##	Training CALVIN on a Slurm Cluster
### Starting a training
```bash
$ cd $HULC_ROOT/slurm_scripts
$ python slurm_training.py --venv hulc_venv datamodule.root_data_dir=/path/to/dataset/
```
This assumes that `--venv chulc_venv` specifies a conda environment.
To use virtualenv instead, change line 18 of sbatch_lfp.sh accordingly.

All hydra arguments can be used as in the normal training.

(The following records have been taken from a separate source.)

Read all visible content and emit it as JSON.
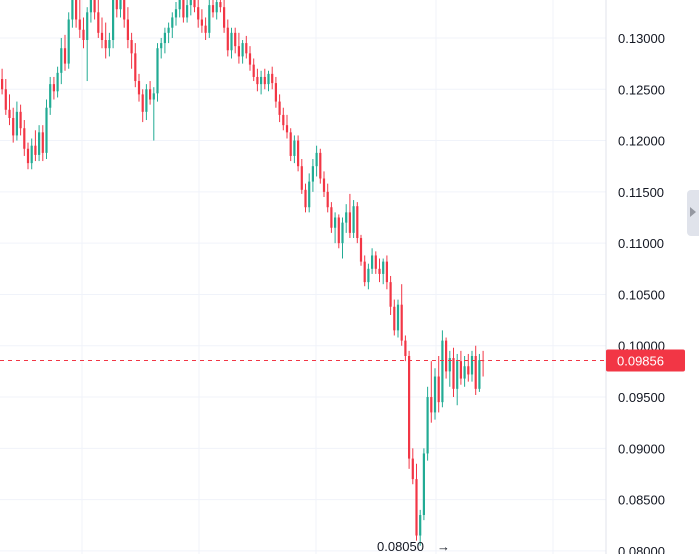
{
  "chart_data": {
    "type": "candlestick",
    "y_axis": {
      "ticks": [
        "0.13000",
        "0.12500",
        "0.12000",
        "0.11500",
        "0.11000",
        "0.10500",
        "0.10000",
        "0.09500",
        "0.09000",
        "0.08500",
        "0.08000"
      ],
      "tick_values": [
        0.13,
        0.125,
        0.12,
        0.115,
        0.11,
        0.105,
        0.1,
        0.095,
        0.09,
        0.085,
        0.08
      ],
      "range": [
        0.0797,
        0.1337
      ],
      "position": "right"
    },
    "grid": true,
    "last_price": {
      "label": "0.09856",
      "value": 0.09856,
      "color": "#f23645"
    },
    "min_marker": {
      "label": "0.08050",
      "arrow": "→",
      "value": 0.0805
    },
    "colors": {
      "up": "#22ab94",
      "down": "#f23645",
      "grid": "#f0f3fa"
    },
    "candles": [
      [
        0.126,
        0.127,
        0.1245,
        0.125
      ],
      [
        0.125,
        0.126,
        0.1225,
        0.123
      ],
      [
        0.123,
        0.1245,
        0.1215,
        0.1222
      ],
      [
        0.1222,
        0.1232,
        0.1198,
        0.1205
      ],
      [
        0.1205,
        0.1238,
        0.12,
        0.1228
      ],
      [
        0.1228,
        0.1235,
        0.1205,
        0.1212
      ],
      [
        0.1212,
        0.122,
        0.1185,
        0.1192
      ],
      [
        0.1192,
        0.1198,
        0.1172,
        0.1178
      ],
      [
        0.1178,
        0.1202,
        0.1172,
        0.1195
      ],
      [
        0.1195,
        0.121,
        0.118,
        0.1186
      ],
      [
        0.1186,
        0.1215,
        0.118,
        0.1208
      ],
      [
        0.1208,
        0.1215,
        0.118,
        0.1188
      ],
      [
        0.1188,
        0.124,
        0.1182,
        0.1232
      ],
      [
        0.1232,
        0.1262,
        0.1225,
        0.1255
      ],
      [
        0.1255,
        0.1262,
        0.124,
        0.1248
      ],
      [
        0.1248,
        0.1272,
        0.1242,
        0.1266
      ],
      [
        0.1266,
        0.13,
        0.1255,
        0.129
      ],
      [
        0.129,
        0.1303,
        0.1268,
        0.1275
      ],
      [
        0.1275,
        0.1325,
        0.127,
        0.1318
      ],
      [
        0.1318,
        0.1345,
        0.131,
        0.1338
      ],
      [
        0.1338,
        0.1345,
        0.131,
        0.1318
      ],
      [
        0.1318,
        0.1345,
        0.13,
        0.1308
      ],
      [
        0.1308,
        0.132,
        0.129,
        0.1298
      ],
      [
        0.1298,
        0.133,
        0.1258,
        0.1325
      ],
      [
        0.1325,
        0.1345,
        0.1315,
        0.1338
      ],
      [
        0.1338,
        0.1345,
        0.1318,
        0.1325
      ],
      [
        0.1325,
        0.1345,
        0.13,
        0.1305
      ],
      [
        0.1305,
        0.132,
        0.129,
        0.1298
      ],
      [
        0.1298,
        0.1315,
        0.128,
        0.129
      ],
      [
        0.129,
        0.1305,
        0.1282,
        0.1298
      ],
      [
        0.1298,
        0.1345,
        0.129,
        0.1338
      ],
      [
        0.1338,
        0.1345,
        0.132,
        0.1328
      ],
      [
        0.1328,
        0.1345,
        0.132,
        0.1337
      ],
      [
        0.1337,
        0.1345,
        0.131,
        0.1318
      ],
      [
        0.1318,
        0.133,
        0.129,
        0.1298
      ],
      [
        0.1298,
        0.1305,
        0.127,
        0.1285
      ],
      [
        0.1285,
        0.1295,
        0.1252,
        0.1258
      ],
      [
        0.1258,
        0.1265,
        0.1238,
        0.1245
      ],
      [
        0.1245,
        0.125,
        0.1218,
        0.1228
      ],
      [
        0.1228,
        0.1255,
        0.122,
        0.125
      ],
      [
        0.125,
        0.1258,
        0.1235,
        0.124
      ],
      [
        0.124,
        0.1252,
        0.12,
        0.1246
      ],
      [
        0.1246,
        0.1295,
        0.1238,
        0.129
      ],
      [
        0.129,
        0.13,
        0.128,
        0.1295
      ],
      [
        0.1295,
        0.131,
        0.1285,
        0.1305
      ],
      [
        0.1305,
        0.1315,
        0.1295,
        0.131
      ],
      [
        0.131,
        0.1325,
        0.13,
        0.132
      ],
      [
        0.132,
        0.1335,
        0.1312,
        0.1328
      ],
      [
        0.1328,
        0.1345,
        0.132,
        0.1338
      ],
      [
        0.1338,
        0.1345,
        0.1315,
        0.132
      ],
      [
        0.132,
        0.134,
        0.1315,
        0.1332
      ],
      [
        0.1332,
        0.1345,
        0.1322,
        0.134
      ],
      [
        0.134,
        0.1345,
        0.1325,
        0.133
      ],
      [
        0.133,
        0.1345,
        0.131,
        0.1318
      ],
      [
        0.1318,
        0.1328,
        0.1305,
        0.1312
      ],
      [
        0.1312,
        0.132,
        0.1298,
        0.1305
      ],
      [
        0.1305,
        0.134,
        0.13,
        0.1332
      ],
      [
        0.1332,
        0.1345,
        0.132,
        0.1325
      ],
      [
        0.1325,
        0.134,
        0.1318,
        0.1335
      ],
      [
        0.1335,
        0.1345,
        0.1325,
        0.133
      ],
      [
        0.133,
        0.1345,
        0.1305,
        0.131
      ],
      [
        0.131,
        0.1318,
        0.1282,
        0.1288
      ],
      [
        0.1288,
        0.131,
        0.128,
        0.1305
      ],
      [
        0.1305,
        0.131,
        0.1285,
        0.1292
      ],
      [
        0.1292,
        0.1305,
        0.1275,
        0.1282
      ],
      [
        0.1282,
        0.1298,
        0.1275,
        0.1295
      ],
      [
        0.1295,
        0.1302,
        0.128,
        0.1285
      ],
      [
        0.1285,
        0.1292,
        0.1268,
        0.1274
      ],
      [
        0.1274,
        0.128,
        0.1258,
        0.1262
      ],
      [
        0.1262,
        0.127,
        0.1248,
        0.1255
      ],
      [
        0.1255,
        0.1268,
        0.1245,
        0.1262
      ],
      [
        0.1262,
        0.127,
        0.125,
        0.1255
      ],
      [
        0.1255,
        0.1268,
        0.1248,
        0.1265
      ],
      [
        0.1265,
        0.1272,
        0.125,
        0.1256
      ],
      [
        0.1256,
        0.1262,
        0.1232,
        0.1238
      ],
      [
        0.1238,
        0.1245,
        0.1218,
        0.1225
      ],
      [
        0.1225,
        0.1232,
        0.121,
        0.1215
      ],
      [
        0.1215,
        0.1225,
        0.1202,
        0.1208
      ],
      [
        0.1208,
        0.1212,
        0.118,
        0.1185
      ],
      [
        0.1185,
        0.1205,
        0.1178,
        0.12
      ],
      [
        0.12,
        0.1205,
        0.117,
        0.1175
      ],
      [
        0.1175,
        0.1182,
        0.1148,
        0.1152
      ],
      [
        0.1152,
        0.1158,
        0.113,
        0.1135
      ],
      [
        0.1135,
        0.1168,
        0.113,
        0.116
      ],
      [
        0.116,
        0.1182,
        0.115,
        0.1175
      ],
      [
        0.1175,
        0.1195,
        0.1165,
        0.1188
      ],
      [
        0.1188,
        0.1192,
        0.1158,
        0.1163
      ],
      [
        0.1163,
        0.117,
        0.1145,
        0.115
      ],
      [
        0.115,
        0.1158,
        0.113,
        0.1135
      ],
      [
        0.1135,
        0.114,
        0.111,
        0.1115
      ],
      [
        0.1115,
        0.113,
        0.11,
        0.1125
      ],
      [
        0.1125,
        0.1128,
        0.1095,
        0.11
      ],
      [
        0.11,
        0.1125,
        0.1085,
        0.112
      ],
      [
        0.112,
        0.1138,
        0.111,
        0.113
      ],
      [
        0.113,
        0.1148,
        0.1105,
        0.111
      ],
      [
        0.111,
        0.1142,
        0.1105,
        0.1136
      ],
      [
        0.1136,
        0.114,
        0.11,
        0.1105
      ],
      [
        0.1105,
        0.1108,
        0.1078,
        0.1082
      ],
      [
        0.1082,
        0.1088,
        0.1058,
        0.1062
      ],
      [
        0.1062,
        0.108,
        0.1055,
        0.1075
      ],
      [
        0.1075,
        0.1095,
        0.107,
        0.1088
      ],
      [
        0.1088,
        0.1092,
        0.107,
        0.1075
      ],
      [
        0.1075,
        0.1085,
        0.1062,
        0.107
      ],
      [
        0.107,
        0.1085,
        0.106,
        0.1082
      ],
      [
        0.1082,
        0.1088,
        0.1055,
        0.1062
      ],
      [
        0.1062,
        0.1068,
        0.103,
        0.1038
      ],
      [
        0.1038,
        0.1045,
        0.101,
        0.1015
      ],
      [
        0.1015,
        0.1045,
        0.1008,
        0.104
      ],
      [
        0.104,
        0.106,
        0.1,
        0.1005
      ],
      [
        0.1005,
        0.101,
        0.0985,
        0.099
      ],
      [
        0.099,
        0.0995,
        0.088,
        0.089
      ],
      [
        0.089,
        0.09,
        0.0865,
        0.087
      ],
      [
        0.087,
        0.0885,
        0.081,
        0.0815
      ],
      [
        0.0815,
        0.084,
        0.0805,
        0.0835
      ],
      [
        0.0835,
        0.09,
        0.083,
        0.0895
      ],
      [
        0.0895,
        0.096,
        0.0888,
        0.095
      ],
      [
        0.095,
        0.0985,
        0.0925,
        0.0935
      ],
      [
        0.0935,
        0.0978,
        0.0928,
        0.097
      ],
      [
        0.097,
        0.099,
        0.0935,
        0.0945
      ],
      [
        0.0945,
        0.1015,
        0.094,
        0.1005
      ],
      [
        0.1005,
        0.1008,
        0.0968,
        0.0975
      ],
      [
        0.0975,
        0.0995,
        0.096,
        0.0988
      ],
      [
        0.0988,
        0.0998,
        0.095,
        0.0958
      ],
      [
        0.0958,
        0.0992,
        0.0942,
        0.0985
      ],
      [
        0.0985,
        0.0995,
        0.0962,
        0.0968
      ],
      [
        0.0968,
        0.099,
        0.096,
        0.098
      ],
      [
        0.098,
        0.0992,
        0.0965,
        0.0972
      ],
      [
        0.0972,
        0.0995,
        0.0965,
        0.099
      ],
      [
        0.099,
        0.1,
        0.0952,
        0.0958
      ],
      [
        0.0958,
        0.0992,
        0.0955,
        0.0986
      ],
      [
        0.0986,
        0.0995,
        0.097,
        0.0985
      ]
    ]
  }
}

Use the following optional command line arguments for slurm:
- `--log_dir`: slurm log directory
- `--job_name`: slurm job name
- `--gpus`: number of gpus
- `--mem`: memory
- `--cpus`: number of cpus
- `--days`: time limit in days
- `--partition`: name of slurm partition

The script will create a new folder in the specified log dir with a date tag and the job name.
This is done *before* the job is submitted to the slurm queue.
In order to ensure reproducibility, the current state of the calvin repository
is copied to the log directory at *submit time* and is
locally installed, such that you can schedule multiple trainings and there is no interference with
future changes to the repository.

### Resuming a training
Every job submission creates a `resume_training.sh` script in the log folder. To resume a training,
call `$ sh <PATH_TO_LOG_DIR>/resume_training.sh`. By default, the model loads the latest saved checkpoint.

### Evaluating a model
To evaluate a trained model via slurm, run `$ sh <PATH_TO_LOG_DIR>/evaluate.sh`, which will automatically place a job on the
same partition as it was trained on. Note that this script is also autogenerated.